Cita hukum yang dimaksudkan
adalah cita hukum (rechts-idee) dari Negara republik Indonesia. Negara
yang diproklamasikan pada tanggal 17 Agustus 1945 telah menyepakati bersama
bahwa dasar dan ideologi Negara adalah Pancasila. Oleh sebab itu, satu hari
setelah proklamasi yakni pada tanggal 18 agustus 1945, pendiri Negara
memberikan bentuk hukum dengan menetapkan dan memberlakukan Undang-Undang Dasar
1945 (UUD 1945) sebagai konstitusi Negara Indonesia. Dalam pembukaan UUD 1945
itu dirumuskan kefilsafatan dan tujuan Negara. Landasan kefilsafatannya
dirumuskan dalam bentuk kesatuan lima asas pokok yang dinamakan PANCASILA.
Tujuan Negara dalam Pembukaan UUD 1945 dirumuskan bahwa pembentukan
pemerintahan Negara Indonesia bertujuan untuk ‘:…. Melindungi segenap bangsa
Indonesia dan seluruh tumpah darah Indonesia dan untuk memajukan kesejahteraan
umum, mencerdaskan kehidupan bangsa, dan ikut melaksanakan ketertiban dunia
yang berdasarkan kemerdekaan, perdamaian abadi dan keadilan sosial,…’ Dengan
demikian Negara Indonesia yang diperjuangkan untuk diwujudkan adalah Negara
Pancasila.
Negara Pancasila yang dimaksudkan
adalah pertama ; Negara Pancasila adalah Negara hukum, yang di dalamnya
semua penggunaan kekuasaan harus selalu ada landasan hukumnya dan dalam
kerangka batas-batas yang ditetapkan oleh hukum, dengan kata lain pemerintahan
yang dikehendaki adalah pemerintahan berdasarkan dengan dan oleh hukum (rule
by law dan rule of law). Kedua ; Negara Pancasila itu adalah
Negara demokrasi yang dalam keseluruhan kegiatan negaranya selalu terbuka bagi
partisipasi seluruh rakyat, yang di dalamnya pelaksanaan kewenangan dan
penggunaan kekuasaan publik harus dipertanggungjawabkan kepada rakyat dan harus
selalu terbuka bagi pengkajian rasional oleh semua pihak dalam kerangka tata
nilai dan tata hukum yang berlaku.
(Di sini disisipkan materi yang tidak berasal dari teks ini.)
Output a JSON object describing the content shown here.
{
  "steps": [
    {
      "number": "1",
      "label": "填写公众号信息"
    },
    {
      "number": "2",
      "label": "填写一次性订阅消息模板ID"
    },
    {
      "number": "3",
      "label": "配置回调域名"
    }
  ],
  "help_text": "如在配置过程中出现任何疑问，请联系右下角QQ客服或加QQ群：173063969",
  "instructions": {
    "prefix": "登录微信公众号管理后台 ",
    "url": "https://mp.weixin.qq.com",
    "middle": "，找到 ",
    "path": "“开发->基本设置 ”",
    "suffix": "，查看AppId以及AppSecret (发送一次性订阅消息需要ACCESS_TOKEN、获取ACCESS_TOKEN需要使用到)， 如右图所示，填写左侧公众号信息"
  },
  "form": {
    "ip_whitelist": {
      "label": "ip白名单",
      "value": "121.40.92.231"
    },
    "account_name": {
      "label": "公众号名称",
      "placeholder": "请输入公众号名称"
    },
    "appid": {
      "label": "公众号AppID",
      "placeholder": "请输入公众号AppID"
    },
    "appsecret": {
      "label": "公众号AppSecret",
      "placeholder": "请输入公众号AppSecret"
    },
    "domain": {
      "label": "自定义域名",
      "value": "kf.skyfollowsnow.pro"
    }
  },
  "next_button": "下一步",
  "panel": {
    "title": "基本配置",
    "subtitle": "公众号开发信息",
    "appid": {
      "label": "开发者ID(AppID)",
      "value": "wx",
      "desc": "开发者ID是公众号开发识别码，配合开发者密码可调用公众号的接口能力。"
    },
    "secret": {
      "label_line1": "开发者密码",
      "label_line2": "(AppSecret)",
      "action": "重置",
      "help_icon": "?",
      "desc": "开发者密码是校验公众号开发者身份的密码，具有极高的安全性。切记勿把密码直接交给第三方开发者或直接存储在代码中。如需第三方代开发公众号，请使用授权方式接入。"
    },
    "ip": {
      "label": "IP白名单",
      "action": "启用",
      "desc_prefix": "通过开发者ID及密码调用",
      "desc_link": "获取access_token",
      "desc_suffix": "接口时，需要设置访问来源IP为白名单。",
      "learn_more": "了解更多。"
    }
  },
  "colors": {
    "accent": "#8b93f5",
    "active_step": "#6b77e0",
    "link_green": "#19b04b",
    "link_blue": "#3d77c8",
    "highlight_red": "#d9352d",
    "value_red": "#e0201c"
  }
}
Ketiga :Negara Pancasila adalah
organisasi seluruh rakyat yang menata diri secara rasional untuk dalam
kebersamaan berusaha dalam kerangka dan melalui tatanan kaidah hukum yang
berlaku, mewujudkan kesejahteraan bagi seluruh rakyat dengan selalu mengacu
pada nilai-nilai martabat manusia dan ketuhanan Yang Maha Esa. Dalam konsepsi
Negara Pancasila ini maka Negara dan pemerintah lebih merupakan koordinasi
berbagai pusat pengambilan keputusan rasional yang berintikan asas
rasionalitas-efisiensi, rasionalitas-kewajaran, asas rasionalitas berkaidah dan
asas rasionalitas nilai, jadi Negara bukan organisasi kekuasaan semata. Negara
Pancasila yang dicita-citakan adalah Negara Hukum Demokratis Kesejahteraan.
5. Konsep Negara
Hukum Indonesia
Istilah
negara hukum dalam berbagai literatur tidak bermakna tunggal, tetapi dimaknai
berbeda dalam tempus dan locus yang berbeda, sangat tergantung pada idiologi
dan sistem politik suatu negara. Karena itu Tahir Azhary[7],
dalam penelitiannya sampai pada kesimpulan bahwa istilah negara hukum adalah
suatu genus begrip yang terdiri dari dari lima konsep, yaitu konsep negara
hukum menurut Al Qur’an dan Sunnah yang diistilahkannya dengan nomokrasi Islam,
negara hukum menurut konsep Eropa kontinental yang disebut rechtstaat, konsep
rule of law, konsep socialist legality serta konsep negara hukum Pancasila.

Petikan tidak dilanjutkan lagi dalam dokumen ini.